Wanderung durch den Wald zur Faltschnalalm

Meine Wanderung beginnt mit einem kleinen Bummel durch den urigen, autofreien Ort. Hier gibt’s keine riesigen Wellnesshotels, dafür viele gemütliche Pensionen und kleine Cafés. Die Einkehr muss aber warten: Immer den wirklich sehr gut ausgeschilderten Wegen folgend, startet die Route zum Panoramaweg auf dem Wanderweg Nr. 6. Nach Auskunft der Touristeninformation zählt der Weg als „leichte Wanderung“; aber damit ist wohl „leicht für gebürtige Südtiroler“ gemeint, der Aufstieg über natürliche Steinstufen ist nämlich schon recht steil, mit kleineren Kindern eher nicht zu empfehlen. Wer Bergwanderungen nicht gewöhnt ist, nimmt hier lieber Wanderstöcke mit –ist einfach, sicherer und bequemer. Und vernünftige Wanderschuhe verstehen sich unterwegs eh von selbst, oder?

Zwischen Farnen und Nadelbäumen geht’s dann hoch bis zur Faltschnal Alm auf 1.709 Metern. Circa eine Stunde müsst ihr bis dahin einplanen. Eine erste Jause lohnt sich hier, wenn auch nur für ein Skiwasser, denn auf der Terrasse könnt ihr das ganze Lazinser Tal überblicken. Und einen Blick auf die Erenspitze werfen und die Wanderer beobachten, die sich auf den Felsweg Richtung Erensee wagen – sieht von Weitem fast ein bisschen so aus wie Frodos Weg nach Mordor!

Na ja, ich will nicht übertreiben. Aber die Pause auf der Faltschnalalm ist die perfekte Gelegenheit zu entscheiden, ob es eben mit einer richtigen Bergtour Richtung See weitergehen soll (Wanderweg Nr. 7), oder ob ihr euch auf den weniger anspruchsvollen, aber genauso schönen Panoramaweg Richtung Grünbodenhütte aufmacht. Ich entscheide mich für den Panoramablick.

Um den Zeppichl zur Grünbodenhütte

Zunächst geht’s über Almwiesen noch mal höher hinaus, man wandert hier unterhalb vom Gipfel des Zeppichler Bergs.
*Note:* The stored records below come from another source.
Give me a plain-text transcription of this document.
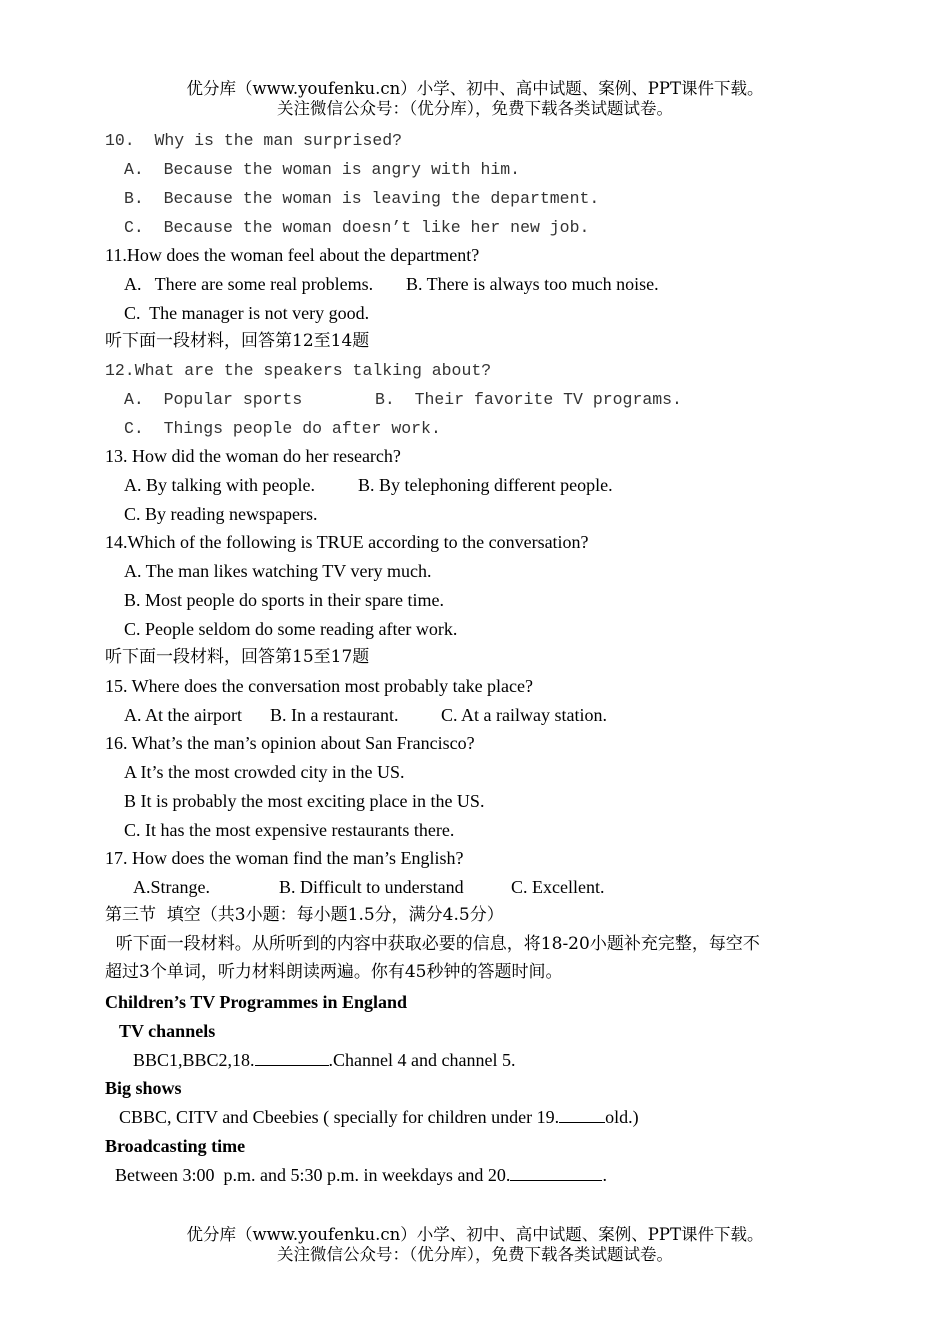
优分库（www.youfenku.cn）小学、初中、高中试题、案例、PPT课件下载。
关注微信公众号：（优分库），免费下载各类试题试卷。
10.  Why is the man surprised?
A.  Because the woman is angry with him.
B.  Because the woman is leaving the department.
C.  Because the woman doesn’t like her new job.
11.How does the woman feel about the department?
A.   There are some real problems. B. There is always too much noise.
C.  The manager is not very good.
听下面一段材料，回答第12至14题
12.What are the speakers talking about?
A.  Popular sports	B.  Their favorite TV programs.
C.  Things people do after work.
13. How did the woman do her research?
A. By talking with people. B. By telephoning different people.
C. By reading newspapers.
14.Which of the following is TRUE according to the conversation?
A. The man likes watching TV very much.
B. Most people do sports in their spare time.
C. People seldom do some reading after work.
听下面一段材料，回答第15至17题
15. Where does the conversation most probably take place?
A. At the airport B. In a restaurant. C. At a railway station.
16. What’s the man’s opinion about San Francisco?
A It’s the most crowded city in the US.
B It is probably the most exciting place in the US.
C. It has the most expensive restaurants there.
17. How does the woman find the man’s English?
A.Strange.	B. Difficult to understand	C. Excellent.
第三节  填空（共3小题：每小题1.5分，满分4.5分）
听下面一段材料。从所听到的内容中获取必要的信息，将18-20小题补充完整，每空不
超过3个单词，听力材料朗读两遍。你有45秒钟的答题时间。
Children’s TV Programmes in England
TV channels
BBC1,BBC2,18.	.Channel 4 and channel 5.
Big shows
CBBC, CITV and Cbeebies ( specially for children under 19.	old.)
Broadcasting time
Between 3:00  p.m. and 5:30 p.m. in weekdays and 20.	.
优分库（www.youfenku.cn）小学、初中、高中试题、案例、PPT课件下载。
关注微信公众号：（优分库），免费下载各类试题试卷。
Der Weg ist steinig und nicht ganz so gemütlich, wie man sich einen „Panoramaweg“ vorstellt – jedenfalls wundere ich mich, wie einige ältere Leute, die hier unterwegs sind, den Berg wieder heil herunterkommen sollen. Persönlich bin ich immer der Meinung, ein wenig Respekt vorm Berg schadet nicht, wenn man nicht in alpinen Gegenden aufgewachsen ist, und deshalb lasse ich es eher ruhig angehen und lege auch öfter mal eine Genieß-und “Fotografierpause” ein. Und das lohnt sich auch: Der weite Blick in die Südtiroler Bergwelt und die Ruhe in der Natur beeindrucken mich hier einfach.
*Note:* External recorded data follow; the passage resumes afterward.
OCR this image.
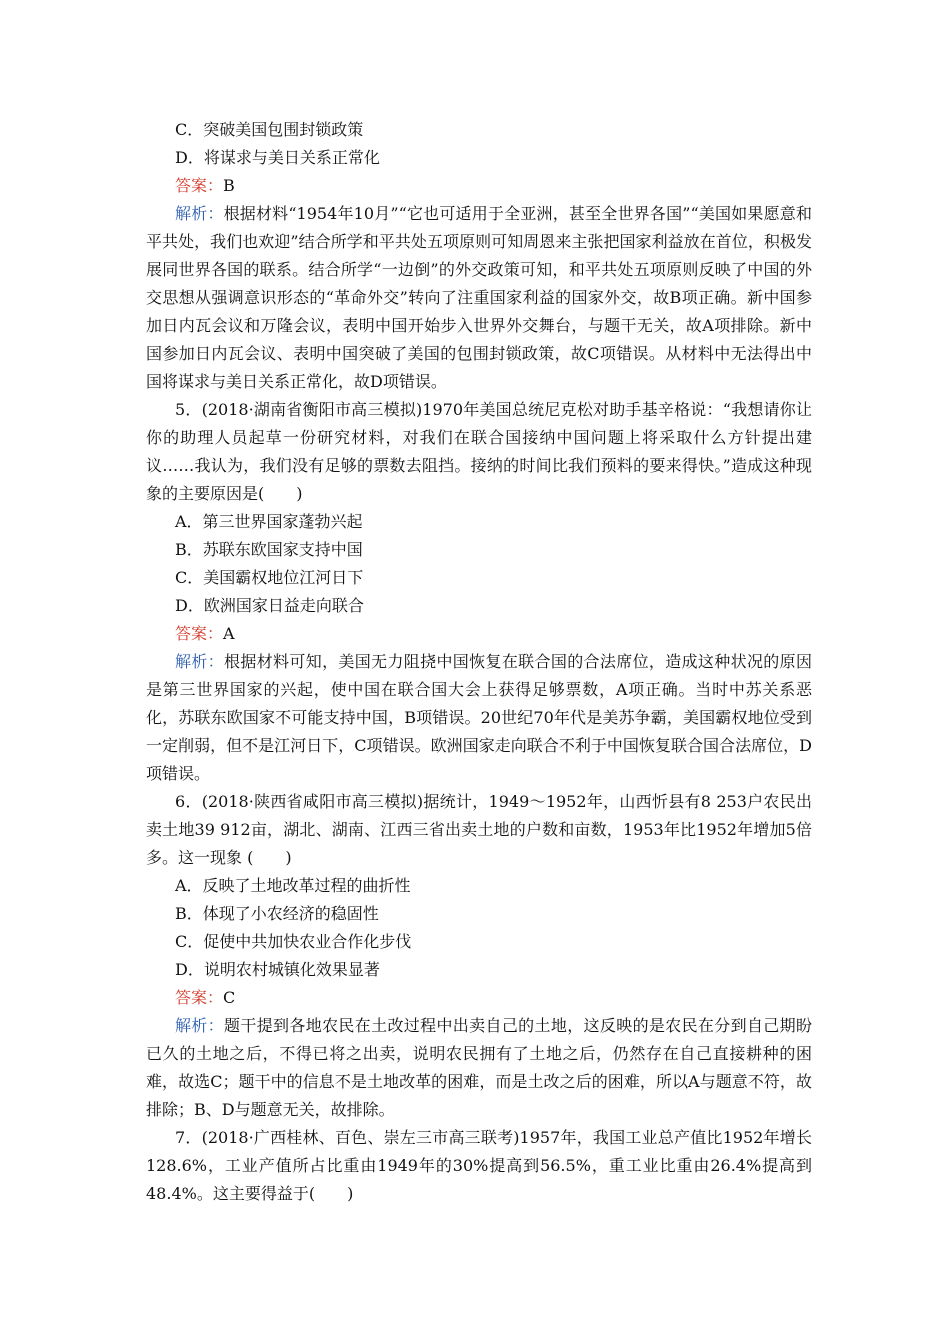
C．突破美国包围封锁政策
D．将谋求与美日关系正常化
答案：B
解析：根据材料“1954年10月”“它也可适用于全亚洲，甚至全世界各国”“美国如果愿意和平共处，我们也欢迎”结合所学和平共处五项原则可知周恩来主张把国家利益放在首位，积极发展同世界各国的联系。结合所学“一边倒”的外交政策可知，和平共处五项原则反映了中国的外交思想从强调意识形态的“革命外交”转向了注重国家利益的国家外交，故B项正确。新中国参加日内瓦会议和万隆会议，表明中国开始步入世界外交舞台，与题干无关，故A项排除。新中国参加日内瓦会议、表明中国突破了美国的包围封锁政策，故C项错误。从材料中无法得出中国将谋求与美日关系正常化，故D项错误。
5．(2018·湖南省衡阳市高三模拟)1970年美国总统尼克松对助手基辛格说：“我想请你让你的助理人员起草一份研究材料，对我们在联合国接纳中国问题上将采取什么方针提出建议……我认为，我们没有足够的票数去阻挡。接纳的时间比我们预料的要来得快。”造成这种现象的主要原因是(　　)
A．第三世界国家蓬勃兴起
B．苏联东欧国家支持中国
C．美国霸权地位江河日下
D．欧洲国家日益走向联合
答案：A
解析：根据材料可知，美国无力阻挠中国恢复在联合国的合法席位，造成这种状况的原因是第三世界国家的兴起，使中国在联合国大会上获得足够票数，A项正确。当时中苏关系恶化，苏联东欧国家不可能支持中国，B项错误。20世纪70年代是美苏争霸，美国霸权地位受到一定削弱，但不是江河日下，C项错误。欧洲国家走向联合不利于中国恢复联合国合法席位，D项错误。
6．(2018·陕西省咸阳市高三模拟)据统计，1949～1952年，山西忻县有8 253户农民出卖土地39 912亩，湖北、湖南、江西三省出卖土地的户数和亩数，1953年比1952年增加5倍多。这一现象 (　　)
A．反映了土地改革过程的曲折性
B．体现了小农经济的稳固性
C．促使中共加快农业合作化步伐
D．说明农村城镇化效果显著
答案：C
解析：题干提到各地农民在土改过程中出卖自己的土地，这反映的是农民在分到自己期盼已久的土地之后，不得已将之出卖，说明农民拥有了土地之后，仍然存在自己直接耕种的困难，故选C；题干中的信息不是土地改革的困难，而是土改之后的困难，所以A与题意不符，故排除；B、D与题意无关，故排除。
7．(2018·广西桂林、百色、崇左三市高三联考)1957年，我国工业总产值比1952年增长128.6%，工业产值所占比重由1949年的30%提高到56.5%，重工业比重由26.4%提高到48.4%。这主要得益于(　　)
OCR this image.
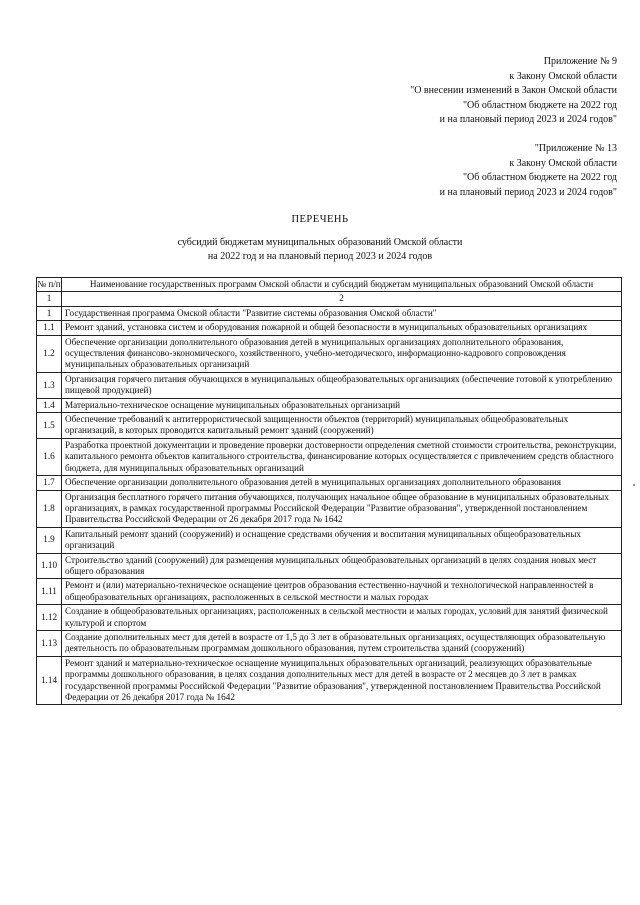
Приложение № 9
к Закону Омской области
"О внесении изменений в Закон Омской области
"Об областном бюджете на 2022 год
и на плановый период 2023 и 2024 годов"
"Приложение № 13
к Закону Омской области
"Об областном бюджете на 2022 год
и на плановый период 2023 и 2024 годов"
ПЕРЕЧЕНЬ
субсидий бюджетам муниципальных образований Омской области
на 2022 год и на плановый период 2023 и 2024 годов
№ п/п	Наименование государственных программ Омской области и субсидий бюджетам муниципальных образований Омской области
1	2
1	Государственная программа Омской области "Развитие системы образования Омской области"
1.1	Ремонт зданий, установка систем и оборудования пожарной и общей безопасности в муниципальных образовательных организациях
1.2	Обеспечение организации дополнительного образования детей в муниципальных организациях дополнительного образования, осуществления финансово-экономического, хозяйственного, учебно-методического, информационно-кадрового сопровождения муниципальных образовательных организаций
1.3	Организация горячего питания обучающихся в муниципальных общеобразовательных организациях (обеспечение готовой к употреблению пищевой продукцией)
1.4	Материально-техническое оснащение муниципальных образовательных организаций
1.5	Обеспечение требований к антитеррористической защищенности объектов (территорий) муниципальных общеобразовательных организаций, в которых проводится капитальный ремонт зданий (сооружений)
1.6	Разработка проектной документации и проведение проверки достоверности определения сметной стоимости строительства, реконструкции, капитального ремонта объектов капитального строительства, финансирование которых осуществляется с привлечением средств областного бюджета, для муниципальных образовательных организаций
1.7	Обеспечение организации дополнительного образования детей в муниципальных организациях дополнительного образования
1.8	Организация бесплатного горячего питания обучающихся, получающих начальное общее образование в муниципальных образовательных организациях, в рамках государственной программы Российской Федерации "Развитие образования", утвержденной постановлением Правительства Российской Федерации от 26 декабря 2017 года № 1642
1.9	Капитальный ремонт зданий (сооружений) и оснащение средствами обучения и воспитания муниципальных общеобразовательных организаций
1.10	Строительство зданий (сооружений) для размещения муниципальных общеобразовательных организаций в целях создания новых мест общего образования
1.11	Ремонт и (или) материально-техническое оснащение центров образования естественно-научной и технологической направленностей в общеобразовательных организациях, расположенных в сельской местности и малых городах
1.12	Создание в общеобразовательных организациях, расположенных в сельской местности и малых городах, условий для занятий физической культурой и спортом
1.13	Создание дополнительных мест для детей в возрасте от 1,5 до 3 лет в образовательных организациях, осуществляющих образовательную деятельность по образовательным программам дошкольного образования, путем строительства зданий (сооружений)
1.14	Ремонт зданий и материально-техническое оснащение муниципальных образовательных организаций, реализующих образовательные программы дошкольного образования, в целях создания дополнительных мест для детей в возрасте от 2 месяцев до 3 лет в рамках государственной программы Российской Федерации "Развитие образования", утвержденной постановлением Правительства Российской Федерации от 26 декабря 2017 года № 1642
Nach etwa zwei Stunden erreicht ihr die Grünbodenhütte, im Winter Ausgangspunkt des kleinen Skigebiets in Pfelders. Von hier aus geht es über die Forststraße und durch die Wiesen des Skigebiets zurück nach Pfelders. Nicht spektakulär, aber ganz entspannend nach den langen Felstreppen. Im Ort habe ich noch einen Einkehrtipp für euch zum Entspannen nach der Wanderung: Im Café und Bistro Panorama Residence habe ich den besten Apfelstrudel meines Lebens gegessen!

Fazit

Die etwas umständliche Anfahrt über die teilweise leider echt vollen Straßen im Passeiertal lohnt sich wirklich: So viel alpine Ruhe wie auf dem Panoramaweg in Pfelders vermutet man in Südtirol einfach nicht, zumindest nicht zur Hauptwanderzeit im September und Oktober. Meine Erkundungstour auf dem Panoramaweg in Pfelders war ungefähr für sechs Stunden Wanderzeit (mit Pausen) ausgelegt. Für mich waren die knapp zehn Kilometer mit circa 530 Höhenmetern der genau der richtige Mix aus ein bisschen Berganstrengung, ein wenig Abenteuer (aus der “Großstädterinnen-Perspektive”) und entspannter Wanderung, auf der man die Natur genießt.

Wer mehr Zeit hat und eine Ganztageswanderung unternehmen will, der kann die Tour auch von der anderen Seite her starten: Also entweder mit dem Grünbodenexpress zur Hütte fahren oder die Forststraße hochwandern, dann den Panoramaweg in Richtung Faltschnal Alm hinunterwandern und anschließend nach Lazins absteigen und durchs Tal zurückwandern. Die Route ergibt eine schöne Tagestour.